Dans son arrêt T-68/22 du 24 mai 2023, le Tribunal de l’Union européenne a apporté des précisions concernant la similitude éventuelle entre les boissons alcooliques et les boissons non alcooliques.

Rappelant que l’analyse du risque de confusion doit prendre en compte l’ensemble des facteurs pertinents, le Tribunal pose ici le principe d’une absence de présomption de non-similarité entre boissons avec et sans alcool.

La société Granini France, titulaire de la marque verbale française de jus de fruits JOKO n°4126781 désignant notamment des jus de fruits et préparations pour faire des boissons en classe 32, s’est opposée au dépôt de la marque de l’Union européenne JORO n°018136261 désignant quant à elle des boissons alcooliques dont notamment des « cocktails de fruits alcoolisés ; boissons alcoolisées contenant des fruits » en classe 33.
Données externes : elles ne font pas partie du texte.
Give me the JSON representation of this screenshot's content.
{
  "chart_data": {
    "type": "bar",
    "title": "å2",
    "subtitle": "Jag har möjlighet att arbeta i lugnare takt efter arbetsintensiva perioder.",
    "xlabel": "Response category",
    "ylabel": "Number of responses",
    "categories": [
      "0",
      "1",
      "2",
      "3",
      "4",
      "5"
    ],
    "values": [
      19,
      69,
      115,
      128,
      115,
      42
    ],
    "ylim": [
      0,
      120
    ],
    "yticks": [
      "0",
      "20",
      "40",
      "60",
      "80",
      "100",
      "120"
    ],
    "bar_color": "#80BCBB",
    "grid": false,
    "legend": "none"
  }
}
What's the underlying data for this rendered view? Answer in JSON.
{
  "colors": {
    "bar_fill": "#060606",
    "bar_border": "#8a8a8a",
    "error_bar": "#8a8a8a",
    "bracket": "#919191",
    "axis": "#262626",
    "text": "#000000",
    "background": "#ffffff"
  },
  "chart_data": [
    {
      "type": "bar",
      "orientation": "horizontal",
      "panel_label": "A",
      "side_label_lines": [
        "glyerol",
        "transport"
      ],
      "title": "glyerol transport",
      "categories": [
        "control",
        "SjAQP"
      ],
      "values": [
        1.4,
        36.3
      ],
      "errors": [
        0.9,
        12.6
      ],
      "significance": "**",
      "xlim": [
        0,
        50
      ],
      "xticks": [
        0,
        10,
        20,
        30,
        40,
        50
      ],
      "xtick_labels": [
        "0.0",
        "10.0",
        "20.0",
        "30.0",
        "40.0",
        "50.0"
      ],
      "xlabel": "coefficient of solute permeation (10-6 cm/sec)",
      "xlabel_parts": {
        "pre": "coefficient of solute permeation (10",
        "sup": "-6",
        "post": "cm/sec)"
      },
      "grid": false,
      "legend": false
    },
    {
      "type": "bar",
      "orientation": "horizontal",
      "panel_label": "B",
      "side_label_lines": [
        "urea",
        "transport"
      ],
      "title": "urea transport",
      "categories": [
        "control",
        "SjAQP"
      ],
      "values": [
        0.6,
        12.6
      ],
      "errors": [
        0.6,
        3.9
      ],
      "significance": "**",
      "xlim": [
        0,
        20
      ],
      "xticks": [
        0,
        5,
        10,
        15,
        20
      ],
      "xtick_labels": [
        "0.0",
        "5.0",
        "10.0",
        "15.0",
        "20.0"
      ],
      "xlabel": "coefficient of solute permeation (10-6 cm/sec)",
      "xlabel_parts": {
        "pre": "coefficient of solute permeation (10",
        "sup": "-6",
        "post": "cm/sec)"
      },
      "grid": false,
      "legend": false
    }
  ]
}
L’EUIPO a rejeté cette opposition considérant qu’il ne saurait y avoir de confusion entre les signes dans la mesure où le consommateur ferait nécessairement la distinction entre des boissons contenant de l’alcool et des boissons n’en contenant pas.

La société Granini France a donc demandé l’annulation de cette décision devant le Tribunal de l’Union européenne, qui a infirmé la position de l’EUIPO et a considéré quant à lui que le seul critère de la nature du produit (alcoolisé ou non) n’est pas suffisant pour justifier le rejet d’une opposition.

Il rappelle en effet que si la nature du produit est un critère d’appréciation de la similitude, il n’est pas un critère prééminent et ne doit donc pas être le seul à fonder l’analyse de l’Office lors d’une opposition.

Il est nécessaire de prendre en compte tous les facteurs pertinents, dont notamment la nature des produits, les canaux de distribution de ces derniers, leur destination ou bien encore leur éventuelle complémentarité.

Le Tribunal laisse entendre que des boissons alcoolisées et des boissons sans alcool pourraient être considérées comme similaires lors de l’analyse du risque de confusion entre deux signes. En raison de la tendance grandissante du « NOLO » (NO alcool, LOw alcool), reprenant à son compte l’univers des boissons alcoolisées et ses codes, cette décision ne sera probablement pas la dernière.

Une tendance d’ores et déjà prise en compte par la Cour d’appel de Paris dans une affaire opposant Waterlogic Sverige AB à la SAS Bienheureux, au sujet de la demande d’enregistrement de la marque THOREAU (arrêt du 27 janvier 2023). En raison de cette mouvance et des nombreuses déclinaisons d’apéritifs ou liqueurs dans des versions sans alcool, la Cour a considéré que la composition alcoolisée d’une boisson n’est plus, pour le consommateur, un moyen de distinction entre les produits.